Integrity. Whilst he was instructed on the one hand by several of the 'Brighton Bombers', the same month brought instructions from an errant Chief Constable who had no hesitation about going to Bernard when trouble loomed. His fearless approach to any case never diminished one jot from his early years as a Hackney practitioner to his last years in fashionable Soho.

Intellect. Few lawyers had his penetrating mind, so quick, that a single read of a huge and complicated case was enough. Mastery of a range of work unequalled amongst practitioners, a morning in the magistrates' court on a range of smaller crime. Afternoon, in the High Court on his feet in a libel case. Evening, a consultation with a QC on the most complex of commercial problems. Dinner, discussing contractual difficulties with an actor. Then, if time allowed, a visit to the theatre where a playwright client had a first night. Next day embroiled in a massive commercial fraud, and so it went on.

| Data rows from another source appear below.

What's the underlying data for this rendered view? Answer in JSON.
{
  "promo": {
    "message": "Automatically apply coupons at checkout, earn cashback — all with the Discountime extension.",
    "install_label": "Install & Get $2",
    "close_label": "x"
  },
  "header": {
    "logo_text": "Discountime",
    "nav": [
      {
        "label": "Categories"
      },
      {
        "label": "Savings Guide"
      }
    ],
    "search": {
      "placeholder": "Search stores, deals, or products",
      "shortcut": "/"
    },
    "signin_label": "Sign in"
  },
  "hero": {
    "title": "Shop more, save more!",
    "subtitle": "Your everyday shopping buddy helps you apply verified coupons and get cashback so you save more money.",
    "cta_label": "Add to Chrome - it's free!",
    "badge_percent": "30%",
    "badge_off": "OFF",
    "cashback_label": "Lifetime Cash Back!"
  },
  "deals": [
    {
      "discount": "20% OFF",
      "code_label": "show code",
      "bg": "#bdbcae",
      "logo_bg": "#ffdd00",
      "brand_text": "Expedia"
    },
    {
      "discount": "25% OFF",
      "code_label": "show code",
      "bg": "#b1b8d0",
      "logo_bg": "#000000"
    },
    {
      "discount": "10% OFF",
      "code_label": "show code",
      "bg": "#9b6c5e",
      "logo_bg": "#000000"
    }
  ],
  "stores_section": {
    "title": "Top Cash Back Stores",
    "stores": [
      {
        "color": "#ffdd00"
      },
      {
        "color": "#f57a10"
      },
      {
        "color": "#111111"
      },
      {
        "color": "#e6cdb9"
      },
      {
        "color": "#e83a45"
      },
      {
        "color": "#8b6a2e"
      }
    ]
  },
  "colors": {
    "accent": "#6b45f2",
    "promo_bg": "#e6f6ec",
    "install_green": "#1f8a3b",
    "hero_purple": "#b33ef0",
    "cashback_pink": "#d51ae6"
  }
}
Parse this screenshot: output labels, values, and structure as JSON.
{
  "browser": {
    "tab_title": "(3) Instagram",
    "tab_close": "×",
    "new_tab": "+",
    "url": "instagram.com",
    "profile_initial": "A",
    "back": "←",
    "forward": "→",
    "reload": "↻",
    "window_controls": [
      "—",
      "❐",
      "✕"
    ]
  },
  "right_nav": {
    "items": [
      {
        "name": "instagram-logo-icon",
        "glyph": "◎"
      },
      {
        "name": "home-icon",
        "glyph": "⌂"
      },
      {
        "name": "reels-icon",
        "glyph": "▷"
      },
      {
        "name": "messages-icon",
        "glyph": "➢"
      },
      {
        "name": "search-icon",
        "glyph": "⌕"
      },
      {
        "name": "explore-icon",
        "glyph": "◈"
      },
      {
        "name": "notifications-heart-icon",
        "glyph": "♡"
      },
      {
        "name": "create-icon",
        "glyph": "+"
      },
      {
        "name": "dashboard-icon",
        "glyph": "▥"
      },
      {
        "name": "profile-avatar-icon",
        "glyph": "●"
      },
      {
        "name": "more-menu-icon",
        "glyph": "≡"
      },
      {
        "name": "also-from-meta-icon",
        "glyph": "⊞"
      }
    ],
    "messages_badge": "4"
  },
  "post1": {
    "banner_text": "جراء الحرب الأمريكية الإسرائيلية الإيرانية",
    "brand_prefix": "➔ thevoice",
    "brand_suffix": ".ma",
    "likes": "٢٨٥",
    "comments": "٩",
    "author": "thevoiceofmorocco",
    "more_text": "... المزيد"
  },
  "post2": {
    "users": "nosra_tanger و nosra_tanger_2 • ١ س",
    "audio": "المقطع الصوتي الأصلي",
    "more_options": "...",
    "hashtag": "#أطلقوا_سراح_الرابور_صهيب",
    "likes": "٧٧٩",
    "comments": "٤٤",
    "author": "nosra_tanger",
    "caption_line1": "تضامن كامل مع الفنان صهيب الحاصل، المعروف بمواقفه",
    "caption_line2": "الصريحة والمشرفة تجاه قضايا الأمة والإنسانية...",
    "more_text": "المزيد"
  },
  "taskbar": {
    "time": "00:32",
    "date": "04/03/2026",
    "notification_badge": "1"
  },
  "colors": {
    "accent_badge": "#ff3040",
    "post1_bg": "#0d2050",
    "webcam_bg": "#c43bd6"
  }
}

Humour. Who else could have collapsed into giggles with the august Lord Hutchinson of Lullington QC when they had passed an extraordinary hour, in the middle of the night and at a secret location, taking statements from two dubious and rather theatrical Mexican secret agents, potentially vital witnesses in the drugs trial of Howard Marks?

His attributes added up to that rarest of gifts, wisdom. That is why people, grand or vulnerable, went to him for advice. So often they ended up with friendship too. Sadly his death has taken away the best possible candidate for the first solicitor High Court Judge. Wouldn't it have been something for a founder of Release to have got there first?